= Holger Jens Schünemann =

German-canadian physician scientist and epidemiologist (born 1967)

Holger Jens Schünemann (born 8 March 1967 in Braunschweig, Germany) is a physician and professor of Preventive Medicine and Public Health and professor emeritus of medicine and Clinical epidemiology. Since 1 December 2023 he is Director of the Clinical Epidemiology and Research Center (CERC) at Humanitas University. From 1 February 2009 to 30 June 2019 he was the chair of the Department of Health Research Methods, Evidence, and Impact (formerly the "Department of Clinical Epidemiology and Biostatistics") at McMaster University in Hamilton, Canada, where he is an active emeritus professor.

He also holds or held positions as professor at the University at Buffalo, Department of Medicine, US; visiting professor at the University of Freiburg, Germany; director of Cochrane Canada; and director of the McMaster GRADE Centre.

== Education ==
Schünemann studied epidemiology (M.Sc. in epidemiology, 1997) during his postdoctoral fellowship in molecular and cellular biology. He then conducted population-based studies on the association between oxidative stress, micronutrients and respiratory health with a promotion to a Ph.D. degree (epidemiology & community medicine, 2000) and also completed training in internal medicine and preventive medicine at the Medical School of Hannover, Germany, and at the University at Buffalo, where he joined the faculty in 2000. In 1994 he received a doctor medicinae degree with a sports and exercise physiology thesis on carbon dioxide transport and exchange after obtaining his
medical degree from the Medical School of Hannover, Germany.

== Career ==
After four years on the faculty at the University at Buffalo, from 2005 to 2009 Schünemann was at the Italian National Cancer Center in Rome, Italy, before moving to McMaster University as a full-time professor and becoming chair of clinical epidemiology and biostatistics. In his second term as chair of this prestigious department, he led the strategic plan to refocus the department as the "Department of Health Research Methods, Evidence, and Impact (HEI)", a first of its kind.

Schünemann's scientific work focuses on evidence synthesis, quality of life research and the development and presentation of healthcare recommendations spanning several disciplines from Clinical Medicine to Public Health.

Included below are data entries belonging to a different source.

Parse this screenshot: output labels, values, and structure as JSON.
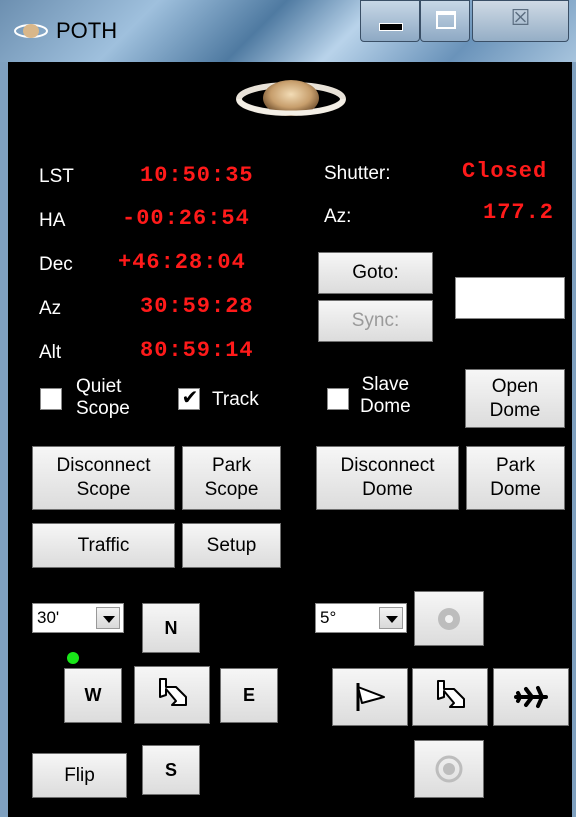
{
  "window": {
    "title": "POTH",
    "close_glyph": "☒",
    "icons": [
      "saturn-icon",
      "minimize-icon",
      "maximize-icon",
      "close-icon",
      "saturn-logo-icon"
    ]
  },
  "telescope": {
    "lst_label": "LST",
    "lst_value": "10:50:35",
    "ha_label": "HA",
    "ha_value": "-00:26:54",
    "dec_label": "Dec",
    "dec_value": "+46:28:04",
    "az_label": "Az",
    "az_value": "30:59:28",
    "alt_label": "Alt",
    "alt_value": "80:59:14"
  },
  "dome": {
    "shutter_label": "Shutter:",
    "shutter_value": "Closed",
    "az_label": "Az:",
    "az_value": "177.2"
  },
  "buttons": {
    "goto": "Goto:",
    "sync": "Sync:",
    "open_dome": "Open\nDome",
    "disconnect_scope": "Disconnect\nScope",
    "park_scope": "Park\nScope",
    "disconnect_dome": "Disconnect\nDome",
    "park_dome": "Park\nDome",
    "traffic": "Traffic",
    "setup": "Setup",
    "flip": "Flip"
  },
  "checkboxes": {
    "quiet_scope": {
      "label": "Quiet\nScope",
      "checked": false
    },
    "track": {
      "label": "Track",
      "checked": true,
      "mark": "✔"
    },
    "slave_dome": {
      "label": "Slave\nDome",
      "checked": false
    }
  },
  "goto_input": {
    "value": ""
  },
  "scope_nudge": {
    "step": "30'",
    "north": "N",
    "west": "W",
    "east": "E",
    "south": "S",
    "connected_indicator_color": "#19e619"
  },
  "dome_nudge": {
    "step": "5°"
  },
  "colors": {
    "readout": "#ff1a1a",
    "background": "#000000",
    "label": "#ffffff"
  }
}
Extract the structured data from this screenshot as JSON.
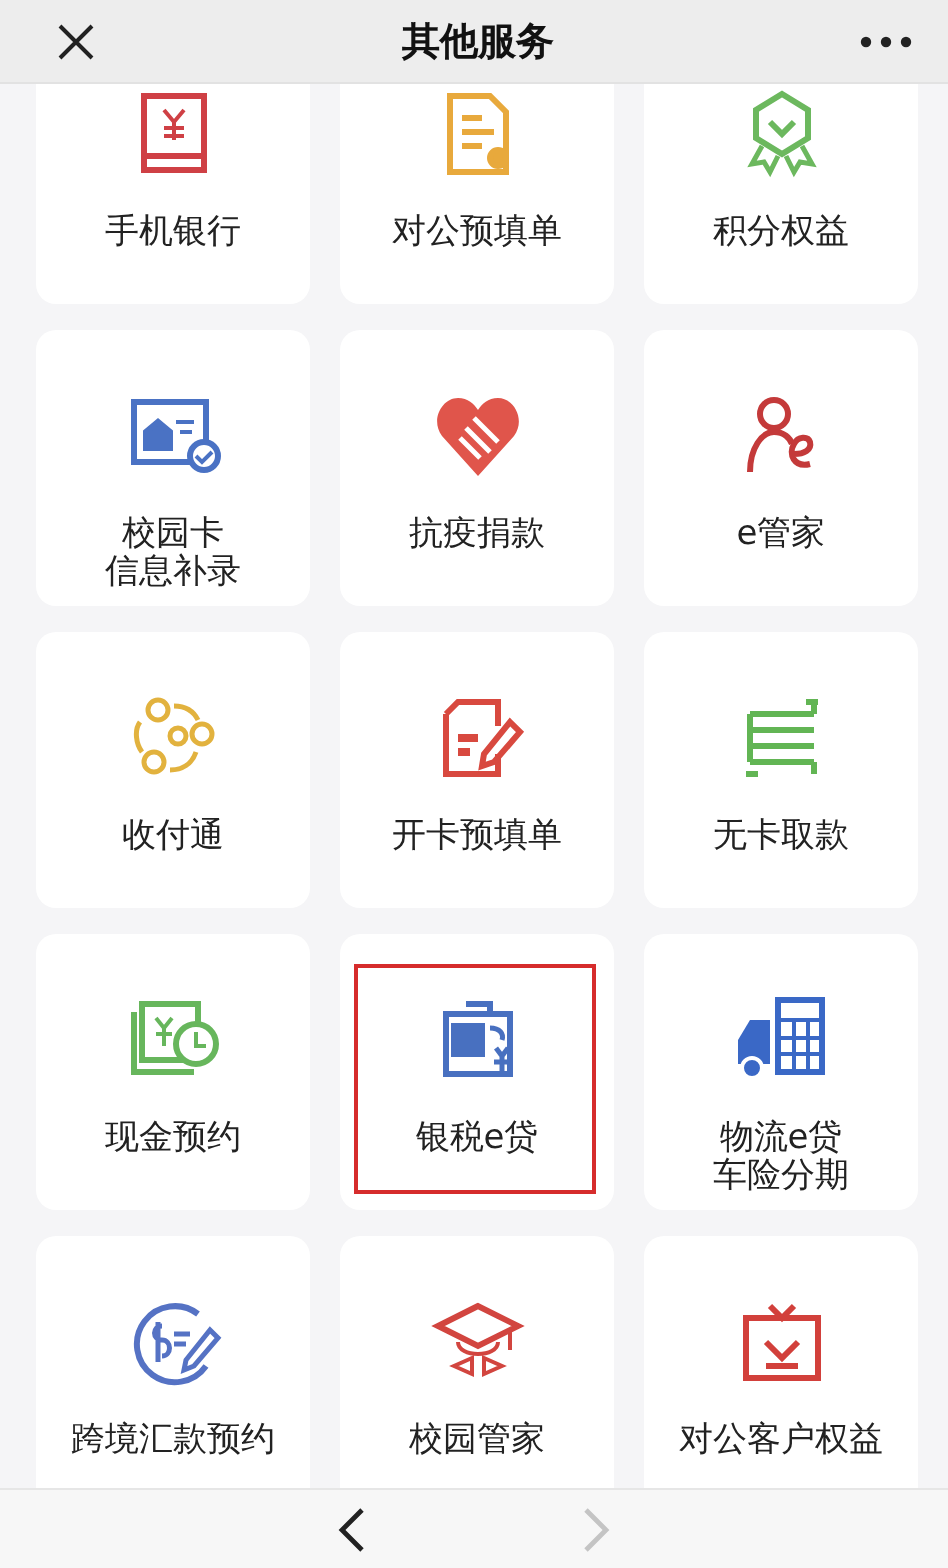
{
  "header": {
    "title": "其他服务"
  },
  "services": [
    {
      "label": "手机银行",
      "highlighted": false
    },
    {
      "label": "对公预填单",
      "highlighted": false
    },
    {
      "label": "积分权益",
      "highlighted": false
    },
    {
      "label": [
        "校园卡",
        "信息补录"
      ],
      "highlighted": false
    },
    {
      "label": "抗疫捐款",
      "highlighted": false
    },
    {
      "label": "e管家",
      "highlighted": false
    },
    {
      "label": "收付通",
      "highlighted": false
    },
    {
      "label": "开卡预填单",
      "highlighted": false
    },
    {
      "label": "无卡取款",
      "highlighted": false
    },
    {
      "label": "现金预约",
      "highlighted": false
    },
    {
      "label": "银税e贷",
      "highlighted": true
    },
    {
      "label": [
        "物流e贷",
        "车险分期"
      ],
      "highlighted": false
    },
    {
      "label": "跨境汇款预约",
      "highlighted": false
    },
    {
      "label": "校园管家",
      "highlighted": false
    },
    {
      "label": "对公客户权益",
      "highlighted": false
    }
  ],
  "navigation": {
    "back": {
      "disabled": false
    },
    "forward": {
      "disabled": true
    }
  }
}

Schünemann has authored or co-authored over 1000 peer-reviewed publications. He has been named by Thomson Reuters and then Clarivate as one of the most influential 3,000 scientific minds of current times across scientific disciplines (from agriculture to zoology) annually since 2015 and is listed amongst the 500 most highly cited scientists.

Schünemann is past chair of the Guidelines International Network's Board of Trustees and of the GRADE Working Group.

=== Guidelines development, ecosystem of health-decision making and GRADE methodology ===

As a key contributor to the revised methods for WHO guideline development in 2006, and the Institute of Medicine statement on trustworthy guidelines in 2011, Schünemann has co-led the reshaping of guideline development methodology. He has co-chaired the GRADE Working Group since 2009 and in 2024 became its sole chair, for which he coined the name GRADE and has played a major role in disseminating its spirit of collaboration, openness, the advancement of evidence assessment, and the creation of better health care recommendations. GRADE is an acronym for Grading of Recommendations Assessment, Development and Evaluation. The result of the group's efforts is a common, sensible, and transparent approach to grading the quality (or certainty) of evidence and grading the strength of healthcare recommendations – this is called the GRADE approach. It includes an approach to trustworthy rapid development of guideline recommendations and their transparent development to the context, called GRADE Adolopment.

Schünemann's work also focuses on the practical application of scientific evidence by researchers and clinicians, through co-inventing tools like the GRADEpro guideline development tool, and pioneering the use of GRADE Evidence to Decision tables, now reworked as GRADE Evidence to Decision Frameworks. He co-lead the work on creating synergy in the ecosystem of health-decision making across actors which the group coined "theory of everything in health decision-making". This work is advanced in part through Schünemann's work as director of the WHO Collaborating Center for Evidence-Based Decision-Making in Health at Humanitas University. In the context of health decision-making, which requires careful balancing of benefits and harms (that are inevitable), and the guideline science he recoined the principle of "do no harm" into "do no net harm".

During the COVID-19 pandemic he created with his colleagues a "go to" crowdsourcing portal for developers of healthcare recommendations in collaboration with the Guideline International Network. This approach is now known as recommendation mapping.

He also is the head of the steering group for the INGUIDE Guideline Development Training & Certification Program.